Hard Water and Soft Water
What is the taste of "HARD" water? and why is limescale building up in my water kettle ?
Pure water does not exist in the natural world. Naturally occurring water has any number of things that water has picked up from it's travels over, on and in the earth. The various minerals that dissolve in water make it "hard".
Hard water typically has the following characteristics:
Bathing with soap in hard water leaves a film of sticky soap curd on the skin. The film may prevent removal of soil and bacteria. Soap curd interferes with the return of skin to its normal, slightly acid condition, and may lead to irritation. Soap curd on hair may make it dull, lifeless and difficult to manage. Soaps will leave behind a scum both on the surface of the water and also on whatever is being washed, including your skin and hair. This scum on the surface of things is typically what makes the squeek in "squeeky clean". It's not a good thing.
Flavors - Coffee, tea and other products that are used to flavor water will not dissolve as readily in hard water.
Laundering - Clothes washed in hard water often look dingy and feel harsh and scratchy. The hardness minerals combine with some soils to form insoluble salts, making them difficult to remove. Soil on clothes can introduce even more hardness minerals into the wash water.

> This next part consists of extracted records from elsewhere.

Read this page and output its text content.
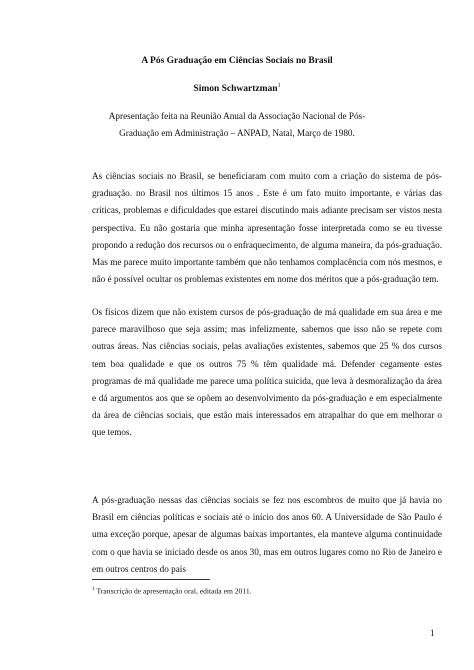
A Pós Graduação em Ciências Sociais no Brasil
Simon Schwartzman$^1$
Apresentação feita na Reunião Anual da Associação Nacional de Pós-Graduação em Administração – ANPAD, Natal, Março de 1980.

As ciências sociais no Brasil, se beneficiaram com muito com a criação do sistema de pós-graduação. no Brasil nos últimos 15 anos . Este é um fato muito importante, e várias das críticas, problemas e dificuldades que estarei discutindo mais adiante precisam ser vistos nesta perspectiva. Eu não gostaria que minha apresentação fosse interpretada como se eu tivesse propondo a redução dos recursos ou o enfraquecimento, de alguma maneira, da pós-graduação. Mas me parece muito importante também que não tenhamos complacência com nós mesmos, e não é possível ocultar os problemas existentes em nome dos méritos que a pós-graduação tem.

Os físicos dizem que não existem cursos de pós-graduação de má qualidade em sua área e me parece maravilhoso que seja assim; mas infelizmente, sabemos que isso não se repete com outras áreas. Nas ciências sociais, pelas avaliações existentes, sabemos que 25 % dos cursos tem boa qualidade e que os outros 75 % têm qualidade má. Defender cegamente estes programas de má qualidade me parece uma política suicida, que leva à desmoralização da área e dá argumentos aos que se opõem ao desenvolvimento da pós-graduação e em especialmente da área de ciências sociais, que estão mais interessados em atrapalhar do que em melhorar o que temos.

A pós-graduação nessas das ciências sociais se fez nos escombros de muito que já havia no Brasil em ciências políticas e sociais até o início dos anos 60. A Universidade de São Paulo é uma exceção porque, apesar de algumas baixas importantes, ela manteve alguma continuidade com o que havia se iniciado desde os anos 30, mas em outros lugares como no Rio de Janeiro e em outros centros do país

$^1$ Transcrição de apresentação oral, editada em 2011.
1
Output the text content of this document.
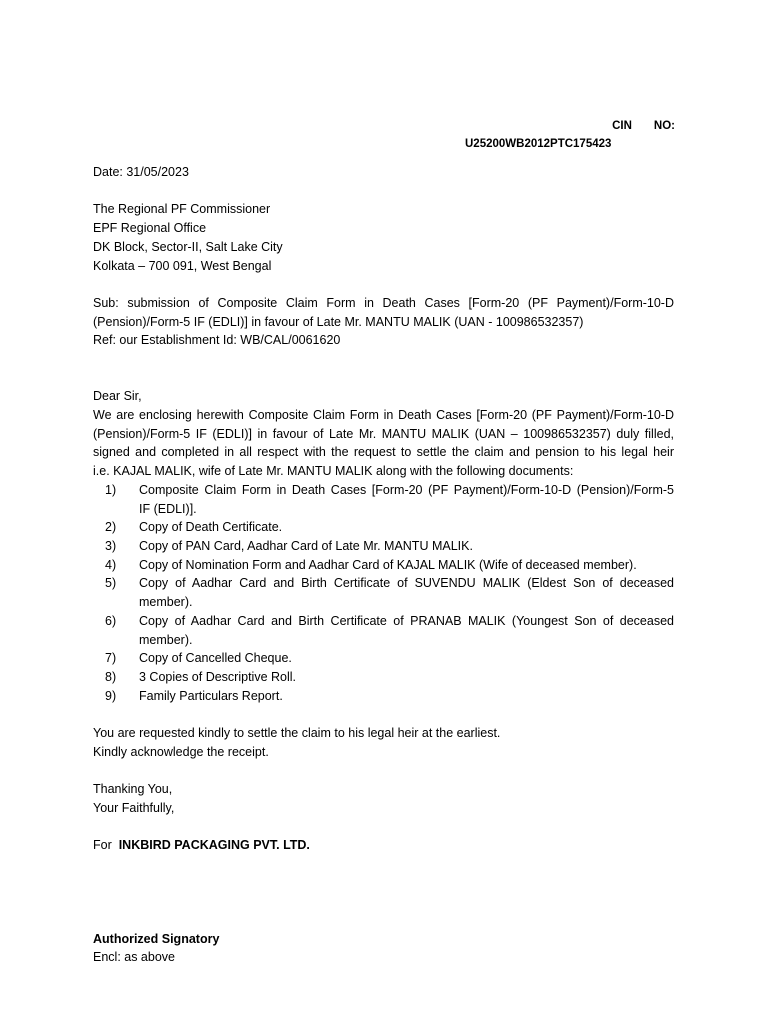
CIN NO:
U25200WB2012PTC175423
Date: 31/05/2023
The Regional PF Commissioner
EPF Regional Office
DK Block, Sector-II, Salt Lake City
Kolkata – 700 091, West Bengal
Sub: submission of Composite Claim Form in Death Cases [Form-20 (PF Payment)/Form-10-D
(Pension)/Form-5 IF (EDLI)] in favour of Late Mr. MANTU MALIK (UAN - 100986532357)
Ref: our Establishment Id: WB/CAL/0061620
Dear Sir,
We are enclosing herewith Composite Claim Form in Death Cases [Form-20 (PF Payment)/Form-10-D
(Pension)/Form-5 IF (EDLI)] in favour of Late Mr. MANTU MALIK (UAN – 100986532357) duly filled,
signed and completed in all respect with the request to settle the claim and pension to his legal heir
i.e. KAJAL MALIK, wife of Late Mr. MANTU MALIK along with the following documents:
1)	Composite Claim Form in Death Cases [Form-20 (PF Payment)/Form-10-D (Pension)/Form-5
IF (EDLI)].
2)	Copy of Death Certificate.
3)	Copy of PAN Card, Aadhar Card of Late Mr. MANTU MALIK.
4)	Copy of Nomination Form and Aadhar Card of KAJAL MALIK (Wife of deceased member).
5)	Copy of Aadhar Card and Birth Certificate of SUVENDU MALIK (Eldest Son of deceased
member).
6)	Copy of Aadhar Card and Birth Certificate of PRANAB MALIK (Youngest Son of deceased
member).
7)	Copy of Cancelled Cheque.
8)	3 Copies of Descriptive Roll.
9)	Family Particulars Report.
You are requested kindly to settle the claim to his legal heir at the earliest.
Kindly acknowledge the receipt.
Thanking You,
Your Faithfully,
For INKBIRD PACKAGING PVT. LTD.
Authorized Signatory
Encl: as above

Continuous laundering in hard water can damage fibers and shorten the life of clothes by up to 40 percent.
Problems in Water Boiler Systems and Pipework - Hard water also contributes to inefficient and costly operation of water-using appliances. Heated hard water forms a scale of calcium and magnesium minerals (limescale deposits) that can contribute to the inefficient operation or failure of water-using appliances. Pipes can become clogged with scale that reduces water flow and ultimately requires pipe replacement. Limescale has been known to increase energy bills by up to 25%
Hard Water is Not dangerous
Hard water is not dangerous and not a health risk. In fact, the National Research Council (National Academy of Sciences) states that hard drinking water generally contributes a small amount toward total calcium and magnesium human dietary needs. They also state that in some instances, where dissolved calcium and magnesium are very high, water could be a major contributor of calcium and magnesium to the diet.
The ideal solution would be to leave the calcium in the water, but alter its state so that it couldn't form limescale. This is what magnetic water conditioners aim to achieve but, although they do work for some people, the science behind them is not fully understood.